Alternative Hypothesis (Ha)— There is a significant difference in the treatment groups’ average (mean) survival times.
library(tidyverse)
library(ggpubr)
library(DescTools)
c_recurrence$rx = as.factor(c_recurrence$rx)
anova_model = aov(time ~ rx, data = c_recurrence)
summary(anova_model)
TukeyHSD (anova_model)
The ANOVA p. value (2.78e-05 ) indicates that the null hypothesis is to be rejected so this means I accept the alternative hypothesis. The Tukey HSD test provides more information with significant differences between ev+5FU-Obs (0.0000554) and Lev+5FU-Lev (0.0009525) and no significant difference between Lev-Obs (0.7826875).
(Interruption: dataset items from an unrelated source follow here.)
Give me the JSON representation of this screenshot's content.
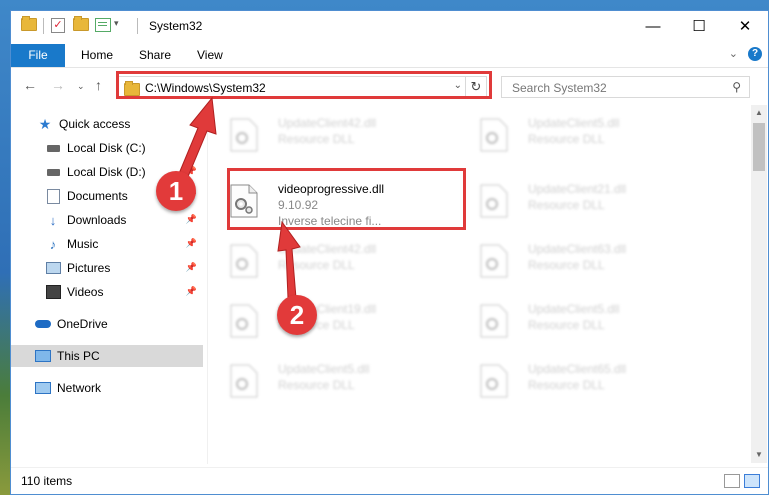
{
  "window": {
    "title": "System32",
    "controls": {
      "minimize": "—",
      "maximize": "☐",
      "close": "✕"
    }
  },
  "ribbon": {
    "file": "File",
    "tabs": [
      "Home",
      "Share",
      "View"
    ],
    "help": "?"
  },
  "nav": {
    "address": "C:\\Windows\\System32",
    "search_placeholder": "Search System32"
  },
  "sidebar": {
    "items": [
      {
        "label": "Quick access",
        "icon": "star-icon"
      },
      {
        "label": "Local Disk (C:)",
        "icon": "drive-icon"
      },
      {
        "label": "Local Disk (D:)",
        "icon": "drive-icon"
      },
      {
        "label": "Documents",
        "icon": "documents-icon"
      },
      {
        "label": "Downloads",
        "icon": "downloads-icon"
      },
      {
        "label": "Music",
        "icon": "music-icon"
      },
      {
        "label": "Pictures",
        "icon": "pictures-icon"
      },
      {
        "label": "Videos",
        "icon": "videos-icon"
      },
      {
        "label": "OneDrive",
        "icon": "onedrive-icon"
      },
      {
        "label": "This PC",
        "icon": "this-pc-icon",
        "selected": true
      },
      {
        "label": "Network",
        "icon": "network-icon"
      }
    ]
  },
  "files": {
    "focused": {
      "name": "videoprogressive.dll",
      "version": "9.10.92",
      "description": "Inverse telecine fi..."
    },
    "blurred": [
      {
        "name": "UpdateClient42.dll",
        "type": "Resource DLL"
      },
      {
        "name": "UpdateClient5.dll",
        "type": "Resource DLL"
      },
      {
        "name": "UpdateClient21.dll",
        "type": "Resource DLL"
      },
      {
        "name": "UpdateClient42.dll",
        "type": "Resource DLL"
      },
      {
        "name": "UpdateClient63.dll",
        "type": "Resource DLL"
      },
      {
        "name": "UpdateClient19.dll",
        "type": "Resource DLL"
      },
      {
        "name": "UpdateClient5.dll",
        "type": "Resource DLL"
      },
      {
        "name": "UpdateClient5.dll",
        "type": "Resource DLL"
      },
      {
        "name": "UpdateClient65.dll",
        "type": "Resource DLL"
      }
    ]
  },
  "status": {
    "item_count": "110 items"
  },
  "annotations": {
    "step1": "1",
    "step2": "2",
    "color": "#e03a3a"
  }
}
This answers the question “What treatment is more effective?” you would be justified to stop here but curiosity killed the cat. After the ANOVA, additional tests satisfy curiosity….Q: Is there a significant difference in the average (mean) survival times between male and female patients?
# Subset the dataset into male and female groups
male_group <- subset(c_death, sex == 1)
female_group <- subset(c_death, sex == 0)
# Perform an independent two-sample t-test
t_test_result <- t.test(male_group$time, female_group$time, paired = FALSE)
# Print the results
print(t_test_result)
Based on the provided results, there is no significant evidence to conclude that there is a difference in the average survival times between male and female patients.
Q: Is there a significant correlation between the number of nodes and time to recurrence?
#Calculate the correlation between "nodes" and "timemn"
cor.test(c_data$nodes, c_data$timemn)
Based on the results, there is a weak negative correlation between the number of nodes and time. As the number of nodes increases, the time in years tends to decrease. The p-value (< 2.2e-16) is almost zero, which suggests a strong level of confidence.
Linear regression could help you better understand the relationship of nodes and time to recurrence.
library(stats)
model <- lm(timemn ~ nodes, data = c_data)
summary(model)
Just to see how other models fit
#finding the best model
library(AICcmodavg)
#fit candidate models
model1 <- lm(timemn ~ age, data = c_data)
model2 <- lm(timemn ~ nodes, data = c_data)
model3 <- lm(timemn ~ age + nodes, data = c_data)
model4 <- lm(timemn ~ age * nodes, data = c_data)
models = list(model1, model2,model3, model4)
model_names = c("model1", "model2", "model3", "model4")
aictab(cand.set = models, modnames = model_names)
model 2 stands out as the best model with the lowest AICc value, the highest AICc weight, and the smallest Delta_AICc compared to the other models.
Survival Analysis
library(survival)
library(survminer)
library(ggthemes)
survival_object <- Surv(time = c_data$timemn, event = c_data$etype==2)
#Kaplan-Meier Survival Curve
km_fit <- survfit(survival_object ~ c_data$rx)
summary(km_fit)
The curves for the three options are similar but Lev + 5FU has the highest median time of survival of 83.5 months.
In conclusion, this analysis has not only answered the fundamental question of treatment effectiveness but also satisfies curiosity, providing a comprehensive understanding of various factors influencing survival times in colon cancer patients.